Ein wunderbares Wochenende

Endlich war es soweit! Auch wenn ich gar nicht so richtig wusste, was mich erwartet, hatte ich mich schon lange darauf gefreut. Und jetzt ist es schon wieder vorbei – das OWO (Orientierungswochenende)– mein erstes Seminar mit YFU hier in Rumänien in Cisnădioara (Michelsberg):

  IMG_0981 (2).JPG

Da das OWO gleichzeitig auch die Nachbereitungstagung für alle rumänischen Austauschschüler 2014/15 war, bin ich gemeinsam mit meiner Gastschwester Maria und einer weiteren Freundin, die ihr Austauschjahr in Frankreich gemacht hat, am Freitag in aller Frühe um 5:30 Uhr in den Zug in Richtung Sibiu (mit Umstieg in Bukarest) eingestiegen. Allein die Zugfahrt war ein Erlebnis für sich. Neben den wirklich schönen rumänischen Landschaften, die ich durch das Zugfenster bewundern konnte, habe ich erfahren, dass man in Rumänien nie wissen kann, ob der Zug pünktlich oder doch eventuell mit anderthalb Stunden Verspätung sein Ziel erreicht.

BILD4BILD1

In Sibiu angekommen, lag noch eine kurze Autofahrt zwischen uns und Cisnădioara.

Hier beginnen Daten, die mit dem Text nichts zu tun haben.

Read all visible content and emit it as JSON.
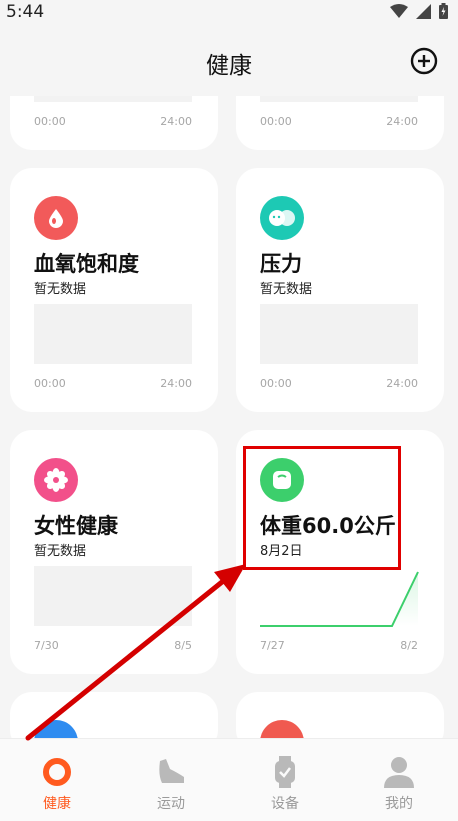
{
  "status_bar": {
    "time": "5:44"
  },
  "header": {
    "title": "健康"
  },
  "top_cards": [
    {
      "axis_start": "00:00",
      "axis_end": "24:00"
    },
    {
      "axis_start": "00:00",
      "axis_end": "24:00"
    }
  ],
  "cards": {
    "blood_oxygen": {
      "title": "血氧饱和度",
      "subtitle": "暂无数据",
      "axis_start": "00:00",
      "axis_end": "24:00",
      "color": "#f25a5a"
    },
    "stress": {
      "title": "压力",
      "subtitle": "暂无数据",
      "axis_start": "00:00",
      "axis_end": "24:00",
      "color": "#1dc9b4"
    },
    "female_health": {
      "title": "女性健康",
      "subtitle": "暂无数据",
      "axis_start": "7/30",
      "axis_end": "8/5",
      "color": "#f2508a"
    },
    "weight": {
      "title": "体重60.0公斤",
      "subtitle": "8月2日",
      "axis_start": "7/27",
      "axis_end": "8/2",
      "color": "#3ccf6c"
    }
  },
  "tabs": [
    {
      "label": "健康",
      "active": true
    },
    {
      "label": "运动",
      "active": false
    },
    {
      "label": "设备",
      "active": false
    },
    {
      "label": "我的",
      "active": false
    }
  ],
  "colors": {
    "accent": "#ff5a1f",
    "annotation": "#e00000"
  }
}
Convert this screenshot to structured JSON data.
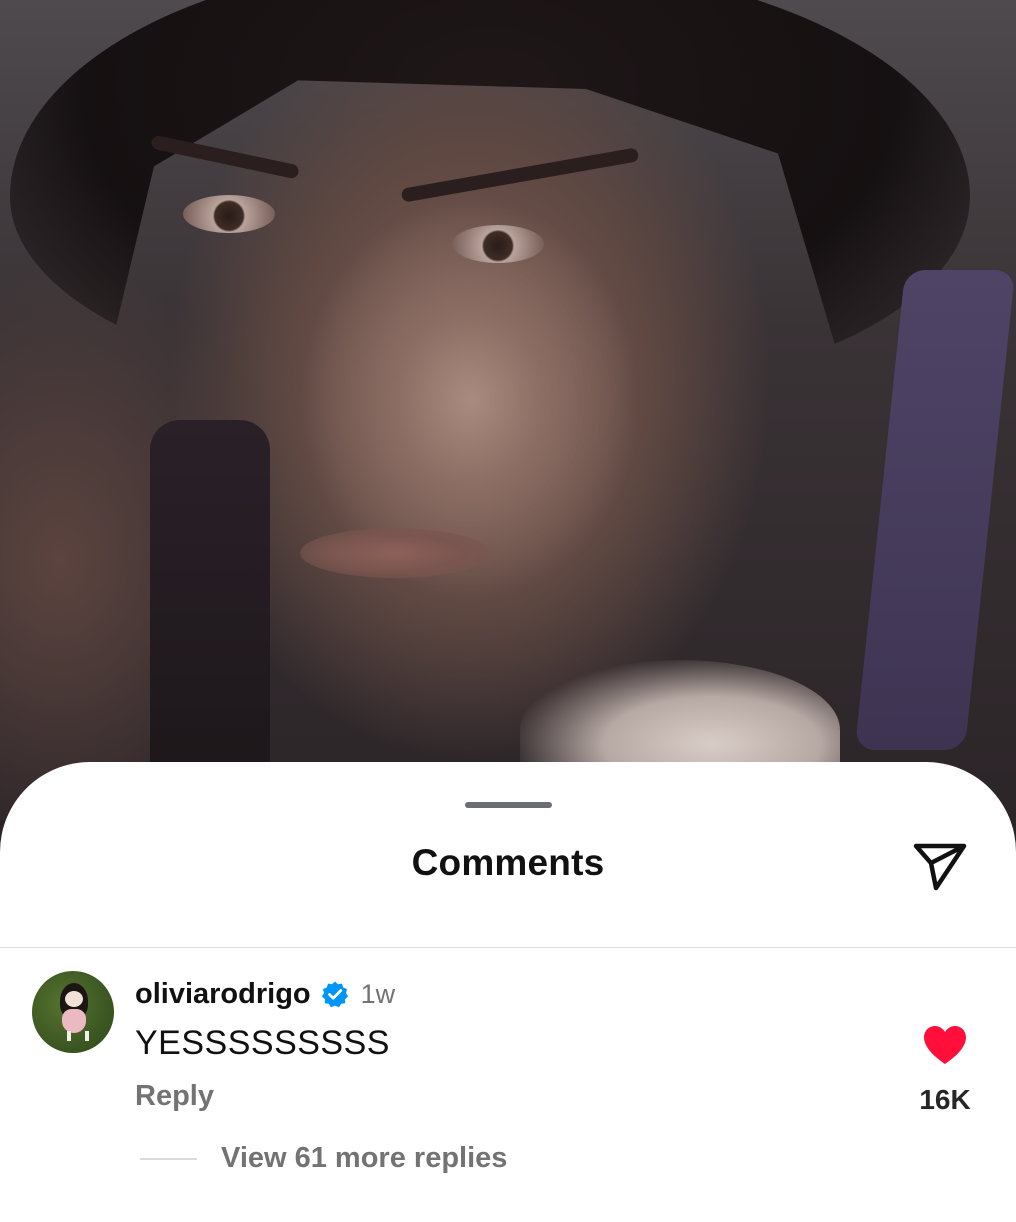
{
  "sheet": {
    "title": "Comments"
  },
  "comment": {
    "username": "oliviarodrigo",
    "verified": true,
    "time": "1w",
    "text": "YESSSSSSSSS",
    "reply_label": "Reply",
    "likes": "16K",
    "liked": true,
    "view_replies_label": "View 61 more replies"
  },
  "icons": {
    "share": "send-icon",
    "verified": "verified-badge-icon",
    "like": "heart-icon"
  },
  "colors": {
    "like": "#ff0f3a",
    "verified": "#0095f6",
    "secondary_text": "#737373"
  }
}
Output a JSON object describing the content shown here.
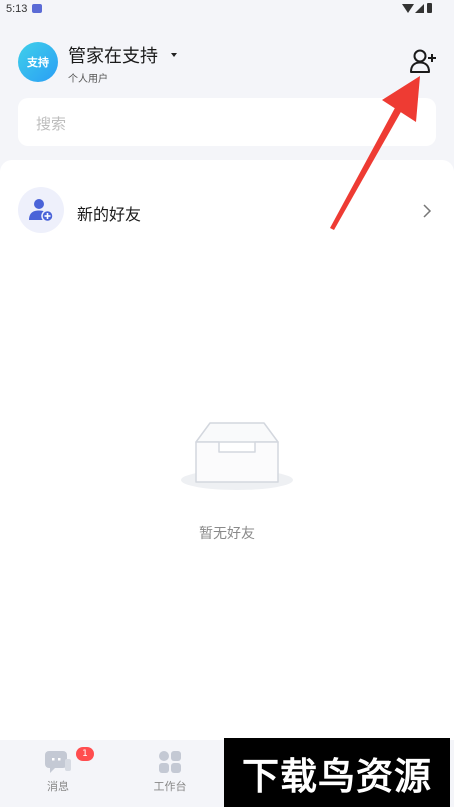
{
  "status_bar": {
    "time": "5:13"
  },
  "header": {
    "avatar_text": "支持",
    "user_name": "管家在支持",
    "user_type": "个人用户",
    "add_friend_icon": "add-user-icon"
  },
  "search": {
    "placeholder": "搜索"
  },
  "contacts": {
    "new_friends_label": "新的好友",
    "new_friends_icon": "user-plus-icon"
  },
  "empty_state": {
    "text": "暂无好友",
    "icon": "empty-inbox-icon"
  },
  "bottom_nav": {
    "items": [
      {
        "label": "消息",
        "icon": "chat-icon",
        "badge": "1"
      },
      {
        "label": "工作台",
        "icon": "grid-icon"
      }
    ]
  },
  "watermark": {
    "text": "下载鸟资源"
  },
  "colors": {
    "accent": "#5b73e8",
    "badge": "#ff4d4f",
    "annotation_arrow": "#ee3b33",
    "page_bg": "#f4f5f9"
  }
}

Abgeholt wurden wir von der Direktorin von YFU Rumänien und waren dann noch ungefähr 12 Stunden endlich am Tagungsort angekommen. Ich habe auf dem OWO nicht nur über meine bisherigen Erfahrungen, meiner Erwartungen, über die Eigenheiten der Rumänen und deren Hintergründe geredet und ein paar typische rumänische Redewendungen kennengelernt (z.B. “la mama dracului” (wörtlich “bei der Mutter des Teufels”), das ähnlich verwendet wird wie “am Arsch der Welt”) sondern auch mit den ehemaligen Austauschschülern und Matthias, der ja wie ich ein Schuljahr in Rumänien verbringt, geredet, gesungen, gelacht und einen grandiosen bunten Abend vorbereitet. Pläne für ein Wiedersehen sind auch schon gemacht. Es herrschte das ganze Seminar über eine wunderbare Atmosphäre, natürlich auch dank der tollen (und verrückten) Teamer, die uns Schülern gegenüber sogar in der Überzahl waren. Dass fast alle von dem letzten Austauschschülerjahrgang und auch von den Teamern ihr Austauschjahr in Deutschland, manche auch in Österreich oder der Schweiz, gemacht haben, viel die Kommunikation leicht. Trotzdem haben Matthias und ich schon ziemlich viel rumänisch geredet und auch das meiste Rumänische der Anderen verstanden.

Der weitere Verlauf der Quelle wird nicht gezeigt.